Portanto, mais uma vez peço respeito para com a minha cidade e parafraseando o grande filósofo Joãozinho Trinta, "Ratos e Urubus, Larguem da Minha Praça"!

5 comentários:

Jorge Zaupa disse...

Hugo, vc.botou sua alma nesse texto. Voltou à sua infância e consegue nos levar juntos ao seu passado. Parabéns.
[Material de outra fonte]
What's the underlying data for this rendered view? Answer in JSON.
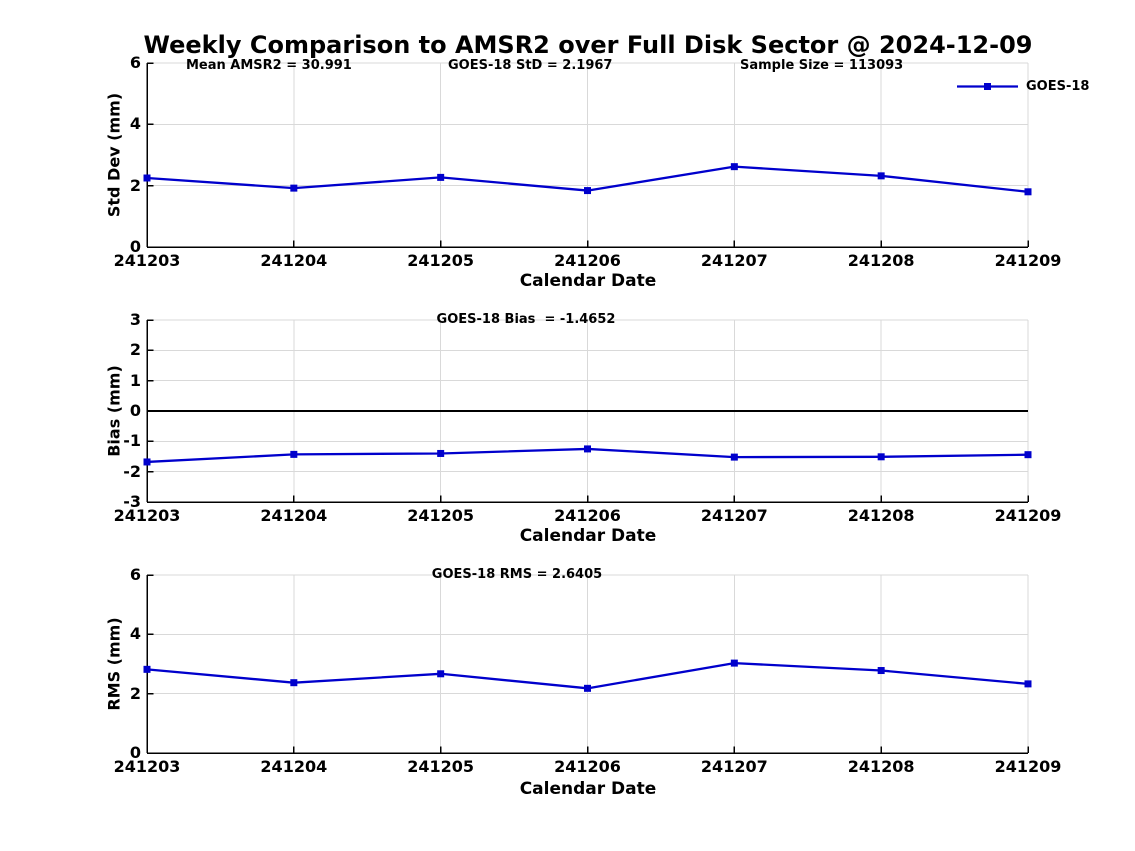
{
  "title": "Weekly Comparison to AMSR2 over Full Disk Sector @ 2024-12-09",
  "xlabel": "Calendar Date",
  "categories": [
    "241203",
    "241204",
    "241205",
    "241206",
    "241207",
    "241208",
    "241209"
  ],
  "legend": {
    "label": "GOES-18"
  },
  "colors": {
    "line": "#0000CC",
    "grid": "#D9D9D9",
    "axis": "#000000",
    "zero_line": "#000000",
    "text": "#000000"
  },
  "chart_data": [
    {
      "type": "line",
      "id": "std-dev",
      "ylabel": "Std Dev (mm)",
      "ylim": [
        0,
        6
      ],
      "yticks": [
        6,
        4,
        2,
        0
      ],
      "grid": true,
      "annotations": [
        "Mean AMSR2 = 30.991",
        "GOES-18 StD = 2.1967",
        "Sample Size = 113093"
      ],
      "legend_position": "top-right",
      "series": [
        {
          "name": "GOES-18",
          "values": [
            2.25,
            1.92,
            2.27,
            1.84,
            2.62,
            2.32,
            1.8
          ]
        }
      ]
    },
    {
      "type": "line",
      "id": "bias",
      "ylabel": "Bias (mm)",
      "ylim": [
        -3,
        3
      ],
      "yticks": [
        3,
        2,
        1,
        0,
        -1,
        -2,
        -3
      ],
      "grid": true,
      "zero_line": true,
      "annotations": [
        "GOES-18 Bias  = -1.4652"
      ],
      "series": [
        {
          "name": "GOES-18",
          "values": [
            -1.68,
            -1.43,
            -1.4,
            -1.25,
            -1.52,
            -1.51,
            -1.44
          ]
        }
      ]
    },
    {
      "type": "line",
      "id": "rms",
      "ylabel": "RMS (mm)",
      "ylim": [
        0,
        6
      ],
      "yticks": [
        6,
        4,
        2,
        0
      ],
      "grid": true,
      "annotations": [
        "GOES-18 RMS = 2.6405"
      ],
      "series": [
        {
          "name": "GOES-18",
          "values": [
            2.82,
            2.37,
            2.67,
            2.18,
            3.03,
            2.78,
            2.33
          ]
        }
      ]
    }
  ]
}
Jorge

VIRGOLINO disse...

Perdôem a má comparação, e nem quero estragar o belo texto de Hugão: mas aquilo é, pelos ilustres personagens que rolam malinhas, a praça dos três foderes.

Neide Hornung disse...

Hugao,

Obrigada por continuar lutando pelo que vc acredita e tambem por tantos esclarecimentos historicos.
Neide

Fábia disse...

Realmente muito bacana o seu texto, Hugo!

Praça dos 3 Poderes... rsrsrs... Trágico/Comico!

Girley Brazileiro disse...

Hugão,
Elogios sempre faz bem e às vezes são feitos por fazer. Mas, saiba que vc é merecedor desses de hoje, porque além de ser um grito de civilidade é recheiado de beleza LINDA a a tragedia de Ágaba e Sady, Romeu e Julieta paraibanos... Isto dá filme! Escreva um livro. Adoro suas histórias. Ande, Homem de Deus, não fique somente no Blog.